There is something about the Korean culture and products that fascinates India. Be it K-pop and its bands such as BTS, or K-dramas with its romantic entanglements and intrigue, or Korean knickknacks and consumer durables, all things K are flying off the shelves. But, here we are talking of Kia—the once-bankrupt carmaker that has risen like the proverbial Phoenix from its ashes after Hyundai picked up 51% stake in 1998. Today, it remains the single biggest shareholder with a one-third (33.88%) stake. Though they are sister companies, they share distinct brand identities and also compete with each other.
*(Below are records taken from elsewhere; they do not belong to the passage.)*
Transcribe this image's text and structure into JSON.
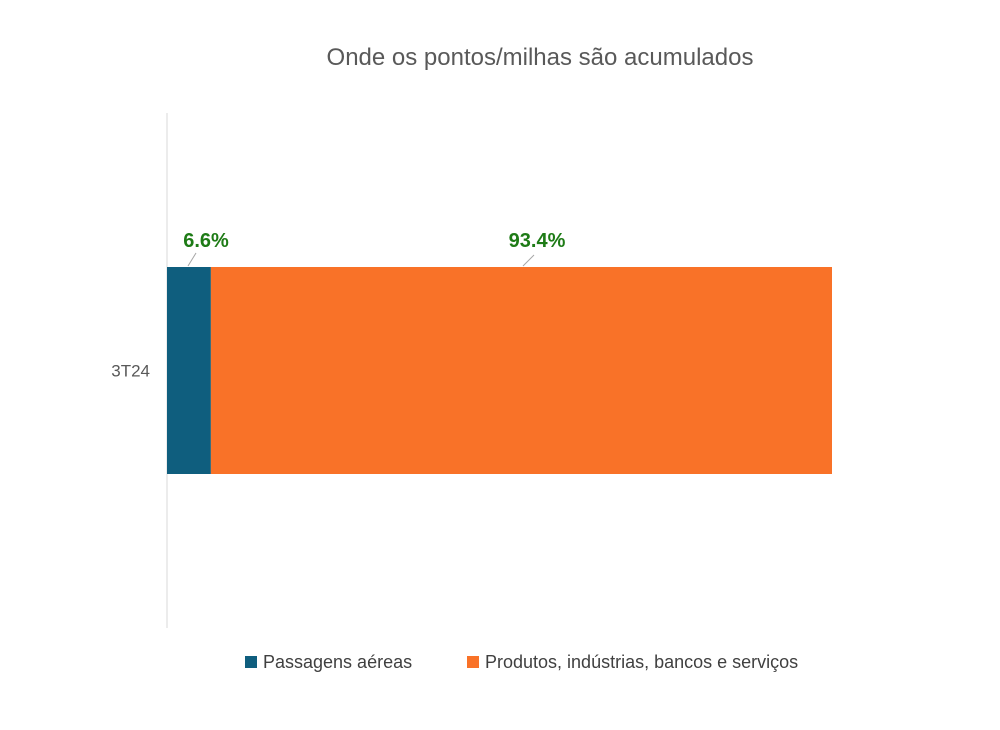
{
  "chart_data": {
    "type": "bar",
    "orientation": "horizontal",
    "stacked": "100%",
    "title": "Onde os pontos/milhas são acumulados",
    "categories": [
      "3T24"
    ],
    "series": [
      {
        "name": "Passagens aéreas",
        "values": [
          6.6
        ],
        "label": "6.6%",
        "color": "#0F5E7E"
      },
      {
        "name": "Produtos, indústrias, bancos e serviços",
        "values": [
          93.4
        ],
        "label": "93.4%",
        "color": "#F97228"
      }
    ],
    "xlim": [
      0,
      100
    ],
    "xlabel": "",
    "ylabel": "",
    "grid": false,
    "legend": "bottom",
    "label_color": "#1E7B16"
  }
}
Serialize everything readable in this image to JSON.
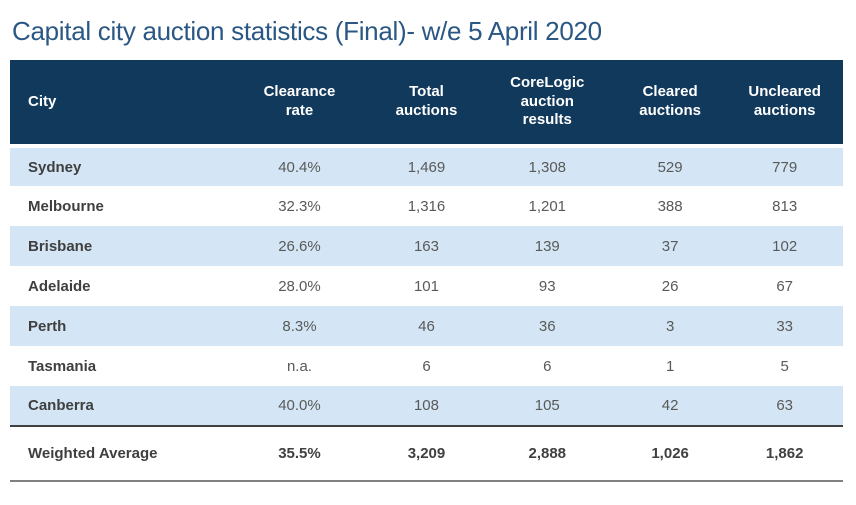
{
  "title": "Capital city auction statistics (Final)- w/e 5 April 2020",
  "colors": {
    "title_text": "#2A5783",
    "header_bg": "#11395C",
    "header_text": "#FFFFFF",
    "row_band_bg": "#D4E6F5",
    "row_plain_bg": "#FFFFFF",
    "city_text": "#3F3F3F",
    "value_text": "#595959",
    "summary_rule_top": "#404040",
    "summary_rule_bottom": "#808080"
  },
  "table": {
    "columns": [
      "City",
      "Clearance rate",
      "Total auctions",
      "CoreLogic auction results",
      "Cleared auctions",
      "Uncleared auctions"
    ],
    "rows": [
      {
        "city": "Sydney",
        "values": [
          "40.4%",
          "1,469",
          "1,308",
          "529",
          "779"
        ]
      },
      {
        "city": "Melbourne",
        "values": [
          "32.3%",
          "1,316",
          "1,201",
          "388",
          "813"
        ]
      },
      {
        "city": "Brisbane",
        "values": [
          "26.6%",
          "163",
          "139",
          "37",
          "102"
        ]
      },
      {
        "city": "Adelaide",
        "values": [
          "28.0%",
          "101",
          "93",
          "26",
          "67"
        ]
      },
      {
        "city": "Perth",
        "values": [
          "8.3%",
          "46",
          "36",
          "3",
          "33"
        ]
      },
      {
        "city": "Tasmania",
        "values": [
          "n.a.",
          "6",
          "6",
          "1",
          "5"
        ]
      },
      {
        "city": "Canberra",
        "values": [
          "40.0%",
          "108",
          "105",
          "42",
          "63"
        ]
      }
    ],
    "summary_row": {
      "city": "Weighted Average",
      "values": [
        "35.5%",
        "3,209",
        "2,888",
        "1,026",
        "1,862"
      ]
    }
  },
  "chart_data": {
    "type": "table",
    "title": "Capital city auction statistics (Final)- w/e 5 April 2020",
    "columns": [
      "City",
      "Clearance rate",
      "Total auctions",
      "CoreLogic auction results",
      "Cleared auctions",
      "Uncleared auctions"
    ],
    "rows": [
      [
        "Sydney",
        "40.4%",
        1469,
        1308,
        529,
        779
      ],
      [
        "Melbourne",
        "32.3%",
        1316,
        1201,
        388,
        813
      ],
      [
        "Brisbane",
        "26.6%",
        163,
        139,
        37,
        102
      ],
      [
        "Adelaide",
        "28.0%",
        101,
        93,
        26,
        67
      ],
      [
        "Perth",
        "8.3%",
        46,
        36,
        3,
        33
      ],
      [
        "Tasmania",
        "n.a.",
        6,
        6,
        1,
        5
      ],
      [
        "Canberra",
        "40.0%",
        108,
        105,
        42,
        63
      ],
      [
        "Weighted Average",
        "35.5%",
        3209,
        2888,
        1026,
        1862
      ]
    ],
    "layout_hints": {
      "banded_rows": true,
      "band_color": "#D4E6F5",
      "header_color": "#11395C",
      "summary_row_bold": true
    }
  }
}
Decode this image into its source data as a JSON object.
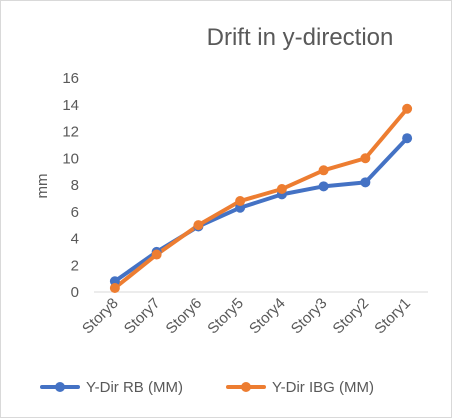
{
  "chart_data": {
    "type": "line",
    "title": "Drift in y-direction",
    "xlabel": "",
    "ylabel": "mm",
    "categories": [
      "Story8",
      "Story7",
      "Story6",
      "Story5",
      "Story4",
      "Story3",
      "Story2",
      "Story1"
    ],
    "ylim": [
      0,
      16
    ],
    "yticks": [
      0,
      2,
      4,
      6,
      8,
      10,
      12,
      14,
      16
    ],
    "grid": false,
    "legend": "bottom",
    "series": [
      {
        "name": "Y-Dir RB (MM)",
        "color": "#4472c4",
        "values": [
          0.8,
          3.0,
          4.9,
          6.3,
          7.3,
          7.9,
          8.2,
          11.5
        ]
      },
      {
        "name": "Y-Dir IBG (MM)",
        "color": "#ed7d31",
        "values": [
          0.3,
          2.8,
          5.0,
          6.8,
          7.7,
          9.1,
          10.0,
          13.7
        ]
      }
    ]
  }
}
In India, this eighth-largest automaker in the world, clocking $56 billion in revenues, has achieved an extraordinary feat. One that other automakers here have only dreamt about. At the annual auto jamboree in 2018, when Kia announced its plans to enter India, the-then President and CEO of Kia Motors Corporation, Han-Woo Park, sounded prophetic when he remarked: “Even though we have arrived late, we have come fully prepared.” ‘Prepared’ now seems an understatement. In just 17 months of its debut, Kia managed to sell a record 200,000 units in India. In doing so, in CY20, the Korean car maker has emerged the fourth-largest player with an overall market share of 5.8% on the back of a strong 19.1% market share in the sports utility vehicle (SUV) segment.
What makes Kia’s debut sensational is that the performance comes in the midst of a pandemic that has ravaged businesses across the globe.